License Statistics will not import:

  • User2
  • Group3


Enabling LDAP authentication

You can enable License Statistics user authentication and optionally allow for automated License Statistics user account creation using the user accounts you already have defined in an LDAP directory.

Enabling account creation using LDAP eliminates the potentially time-consuming task of adding users manually in License Statistics. With the LDAP option enabled, users simply log into License Statistics using their username and password that is stored in Active Directory, regardless whether the user has an account in License Statistics.

If LDAP authentication is enabled, you can also use LDAP authentication when creating new users.

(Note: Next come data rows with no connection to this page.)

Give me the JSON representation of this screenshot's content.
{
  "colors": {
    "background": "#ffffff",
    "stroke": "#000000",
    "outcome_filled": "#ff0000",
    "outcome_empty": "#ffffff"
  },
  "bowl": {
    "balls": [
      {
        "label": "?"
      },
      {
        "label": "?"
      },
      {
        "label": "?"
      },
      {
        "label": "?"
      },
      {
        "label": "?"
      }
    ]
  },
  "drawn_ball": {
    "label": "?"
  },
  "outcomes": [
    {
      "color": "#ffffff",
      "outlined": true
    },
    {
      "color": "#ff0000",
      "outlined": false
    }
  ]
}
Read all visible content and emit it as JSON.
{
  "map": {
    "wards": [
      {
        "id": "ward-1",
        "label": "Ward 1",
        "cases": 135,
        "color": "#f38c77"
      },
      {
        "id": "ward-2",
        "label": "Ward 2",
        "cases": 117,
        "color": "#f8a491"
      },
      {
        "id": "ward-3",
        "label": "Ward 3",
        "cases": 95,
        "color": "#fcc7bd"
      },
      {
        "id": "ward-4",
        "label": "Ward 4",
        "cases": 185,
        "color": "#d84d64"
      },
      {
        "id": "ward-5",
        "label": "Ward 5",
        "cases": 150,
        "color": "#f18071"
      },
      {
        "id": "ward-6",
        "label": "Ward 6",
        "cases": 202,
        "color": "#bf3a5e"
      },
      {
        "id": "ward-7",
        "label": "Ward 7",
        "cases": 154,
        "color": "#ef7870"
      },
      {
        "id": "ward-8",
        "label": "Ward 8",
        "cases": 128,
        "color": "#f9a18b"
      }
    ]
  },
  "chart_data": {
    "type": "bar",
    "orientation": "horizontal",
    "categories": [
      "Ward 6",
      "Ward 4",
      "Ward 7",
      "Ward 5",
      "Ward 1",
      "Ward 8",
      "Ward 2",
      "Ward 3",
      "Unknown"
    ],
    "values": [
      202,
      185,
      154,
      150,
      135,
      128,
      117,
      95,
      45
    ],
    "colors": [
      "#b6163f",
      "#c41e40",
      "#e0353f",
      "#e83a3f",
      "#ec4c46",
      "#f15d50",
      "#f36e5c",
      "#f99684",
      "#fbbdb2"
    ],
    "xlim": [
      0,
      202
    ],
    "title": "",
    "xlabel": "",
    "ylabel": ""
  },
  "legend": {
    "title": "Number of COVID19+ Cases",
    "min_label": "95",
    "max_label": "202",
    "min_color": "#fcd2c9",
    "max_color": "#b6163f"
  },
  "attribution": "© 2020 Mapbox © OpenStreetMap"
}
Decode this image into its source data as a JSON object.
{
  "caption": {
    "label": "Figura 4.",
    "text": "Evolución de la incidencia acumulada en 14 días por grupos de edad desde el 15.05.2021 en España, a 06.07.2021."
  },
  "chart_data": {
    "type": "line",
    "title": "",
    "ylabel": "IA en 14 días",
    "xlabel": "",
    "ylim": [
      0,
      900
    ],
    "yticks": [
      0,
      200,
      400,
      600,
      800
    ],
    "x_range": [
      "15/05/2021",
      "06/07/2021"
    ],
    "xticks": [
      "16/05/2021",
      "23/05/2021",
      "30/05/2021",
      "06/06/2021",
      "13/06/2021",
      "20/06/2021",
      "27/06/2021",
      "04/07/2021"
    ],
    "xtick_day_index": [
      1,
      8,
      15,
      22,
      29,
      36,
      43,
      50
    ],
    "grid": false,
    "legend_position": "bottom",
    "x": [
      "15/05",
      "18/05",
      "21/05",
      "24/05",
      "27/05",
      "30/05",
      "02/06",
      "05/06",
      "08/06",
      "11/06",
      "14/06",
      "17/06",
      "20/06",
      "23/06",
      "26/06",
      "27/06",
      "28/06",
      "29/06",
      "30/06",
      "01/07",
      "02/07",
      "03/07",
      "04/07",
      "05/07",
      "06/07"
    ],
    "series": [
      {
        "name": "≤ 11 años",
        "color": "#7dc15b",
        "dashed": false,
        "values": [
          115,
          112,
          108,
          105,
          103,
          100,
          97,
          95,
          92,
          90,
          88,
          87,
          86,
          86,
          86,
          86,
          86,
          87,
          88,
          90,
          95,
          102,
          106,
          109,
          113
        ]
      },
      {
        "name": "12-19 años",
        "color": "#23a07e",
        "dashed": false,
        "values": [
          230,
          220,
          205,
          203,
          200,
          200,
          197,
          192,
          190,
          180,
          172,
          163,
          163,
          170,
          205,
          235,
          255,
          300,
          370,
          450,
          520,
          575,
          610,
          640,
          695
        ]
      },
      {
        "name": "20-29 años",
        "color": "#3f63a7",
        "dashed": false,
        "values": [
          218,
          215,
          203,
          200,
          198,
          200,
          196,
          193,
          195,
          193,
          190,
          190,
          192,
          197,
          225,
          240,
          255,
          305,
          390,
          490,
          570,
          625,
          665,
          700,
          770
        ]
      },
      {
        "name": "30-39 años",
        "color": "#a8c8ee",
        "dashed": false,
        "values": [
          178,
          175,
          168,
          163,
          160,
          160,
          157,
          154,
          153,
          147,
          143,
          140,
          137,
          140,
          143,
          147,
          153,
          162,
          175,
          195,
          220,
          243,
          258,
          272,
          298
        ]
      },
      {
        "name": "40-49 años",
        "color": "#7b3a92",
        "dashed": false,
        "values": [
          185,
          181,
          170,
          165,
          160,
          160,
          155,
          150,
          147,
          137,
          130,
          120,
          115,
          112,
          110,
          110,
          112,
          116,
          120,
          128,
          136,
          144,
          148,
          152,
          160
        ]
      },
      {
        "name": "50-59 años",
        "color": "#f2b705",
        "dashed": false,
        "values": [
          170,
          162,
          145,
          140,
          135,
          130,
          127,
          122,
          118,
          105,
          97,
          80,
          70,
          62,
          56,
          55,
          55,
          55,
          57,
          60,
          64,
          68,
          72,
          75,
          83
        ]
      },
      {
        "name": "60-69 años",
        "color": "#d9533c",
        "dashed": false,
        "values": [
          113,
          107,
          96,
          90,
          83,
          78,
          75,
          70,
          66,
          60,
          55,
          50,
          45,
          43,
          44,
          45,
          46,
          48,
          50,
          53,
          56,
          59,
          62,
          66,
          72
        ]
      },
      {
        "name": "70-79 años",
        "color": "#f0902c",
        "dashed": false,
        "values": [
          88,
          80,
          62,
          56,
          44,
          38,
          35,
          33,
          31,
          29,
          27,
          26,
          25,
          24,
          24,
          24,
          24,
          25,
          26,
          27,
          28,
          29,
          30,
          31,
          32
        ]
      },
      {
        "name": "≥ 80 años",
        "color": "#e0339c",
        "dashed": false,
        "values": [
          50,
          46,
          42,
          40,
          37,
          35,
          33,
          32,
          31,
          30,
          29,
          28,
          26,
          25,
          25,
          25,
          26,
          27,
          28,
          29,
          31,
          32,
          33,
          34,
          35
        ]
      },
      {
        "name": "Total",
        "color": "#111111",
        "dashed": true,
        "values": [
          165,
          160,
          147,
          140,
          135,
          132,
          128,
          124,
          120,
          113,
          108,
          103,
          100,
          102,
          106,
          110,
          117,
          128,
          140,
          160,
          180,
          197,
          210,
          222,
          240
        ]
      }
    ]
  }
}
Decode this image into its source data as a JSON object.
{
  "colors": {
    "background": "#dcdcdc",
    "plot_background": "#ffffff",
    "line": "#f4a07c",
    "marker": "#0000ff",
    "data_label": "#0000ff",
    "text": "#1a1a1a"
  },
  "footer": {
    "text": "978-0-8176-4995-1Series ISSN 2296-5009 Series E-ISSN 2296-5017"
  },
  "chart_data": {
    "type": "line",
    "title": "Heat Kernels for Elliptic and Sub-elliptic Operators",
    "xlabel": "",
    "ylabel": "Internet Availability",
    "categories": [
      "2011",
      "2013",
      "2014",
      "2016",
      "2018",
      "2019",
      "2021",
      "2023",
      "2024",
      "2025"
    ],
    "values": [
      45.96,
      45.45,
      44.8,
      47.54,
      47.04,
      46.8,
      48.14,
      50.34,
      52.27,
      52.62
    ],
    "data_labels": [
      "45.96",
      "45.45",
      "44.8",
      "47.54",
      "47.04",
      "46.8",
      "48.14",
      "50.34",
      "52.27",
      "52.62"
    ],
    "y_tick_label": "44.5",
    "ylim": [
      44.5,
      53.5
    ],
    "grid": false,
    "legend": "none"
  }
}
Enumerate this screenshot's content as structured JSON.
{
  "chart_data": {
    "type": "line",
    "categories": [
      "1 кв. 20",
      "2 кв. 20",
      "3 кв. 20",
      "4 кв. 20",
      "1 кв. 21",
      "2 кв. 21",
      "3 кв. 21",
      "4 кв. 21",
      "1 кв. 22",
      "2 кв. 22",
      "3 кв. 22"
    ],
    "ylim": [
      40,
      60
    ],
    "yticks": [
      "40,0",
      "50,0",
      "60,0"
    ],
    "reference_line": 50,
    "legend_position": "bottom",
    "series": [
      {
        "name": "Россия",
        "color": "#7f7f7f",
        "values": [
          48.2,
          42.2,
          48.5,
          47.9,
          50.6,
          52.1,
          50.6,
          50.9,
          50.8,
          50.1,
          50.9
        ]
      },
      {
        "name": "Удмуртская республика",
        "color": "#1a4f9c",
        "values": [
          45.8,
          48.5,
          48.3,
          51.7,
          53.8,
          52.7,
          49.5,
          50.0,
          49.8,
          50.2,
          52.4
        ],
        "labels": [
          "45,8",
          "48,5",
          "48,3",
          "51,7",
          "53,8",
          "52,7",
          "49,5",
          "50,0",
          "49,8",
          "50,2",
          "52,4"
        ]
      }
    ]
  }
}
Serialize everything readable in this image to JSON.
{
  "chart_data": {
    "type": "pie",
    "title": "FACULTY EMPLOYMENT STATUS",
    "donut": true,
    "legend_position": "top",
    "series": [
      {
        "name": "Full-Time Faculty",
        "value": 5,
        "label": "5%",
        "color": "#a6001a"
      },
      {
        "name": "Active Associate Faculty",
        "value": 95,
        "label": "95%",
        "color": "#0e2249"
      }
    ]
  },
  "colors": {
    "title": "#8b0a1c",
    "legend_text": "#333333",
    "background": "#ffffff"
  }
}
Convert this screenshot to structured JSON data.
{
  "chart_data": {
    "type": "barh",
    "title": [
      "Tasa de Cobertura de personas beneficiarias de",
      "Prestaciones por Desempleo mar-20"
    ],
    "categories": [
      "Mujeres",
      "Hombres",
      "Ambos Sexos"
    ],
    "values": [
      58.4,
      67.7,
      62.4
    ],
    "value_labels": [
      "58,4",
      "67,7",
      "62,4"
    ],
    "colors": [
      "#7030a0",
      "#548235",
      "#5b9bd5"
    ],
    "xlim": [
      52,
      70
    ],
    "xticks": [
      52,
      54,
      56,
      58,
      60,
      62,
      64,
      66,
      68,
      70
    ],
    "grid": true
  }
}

To enable user authentication using LDAP:

  1. Check the "Enable LDAP Authentication" checkbox

  2. Optionally, you can enter a filter that limits the accounts that are allowed to authenticate and are automatically created.

    Default query with empty optional filter and username foo:

    &(objectClass=user)(sAMAccountName=foo)

      

    Query with optional field applied (filter value: memberOf=admin) and username bar:

    &(&(objectClass=user)(sAMAccountName=bar))(memberOf=admin)

      


  3. Optionally, check the "Enable automatic account creation using LDAP" checkbox if you want to automatically create accounts using LDAP.

    If "Enable LDAP Authentication" is selected and "Enable automatic account creation using LDAP" is not selected (which is the default), all users that have accounts connected to LDAP will be authenticated, but no new accounts will be created, even if the LDAP credentials are valid.

    Similarly, if you disable LDAP authentication, users who have already logged into License Statistics using their Active Directory will retain the ability to use their login, but no new login attempts using LDAP user accounts will be possible.


  4. Enter/edit the schema settings if needed for your configuration.
  5. Click Verify to ensure that your connection to the LDAP server works as expected. A message will indicate whether the test was successful. If the test is not successful, make the needed changes to the setup, save the changes, and retest the connection.
  6. Click Save at the bottom of the LDAP page to save the LDAP configuration.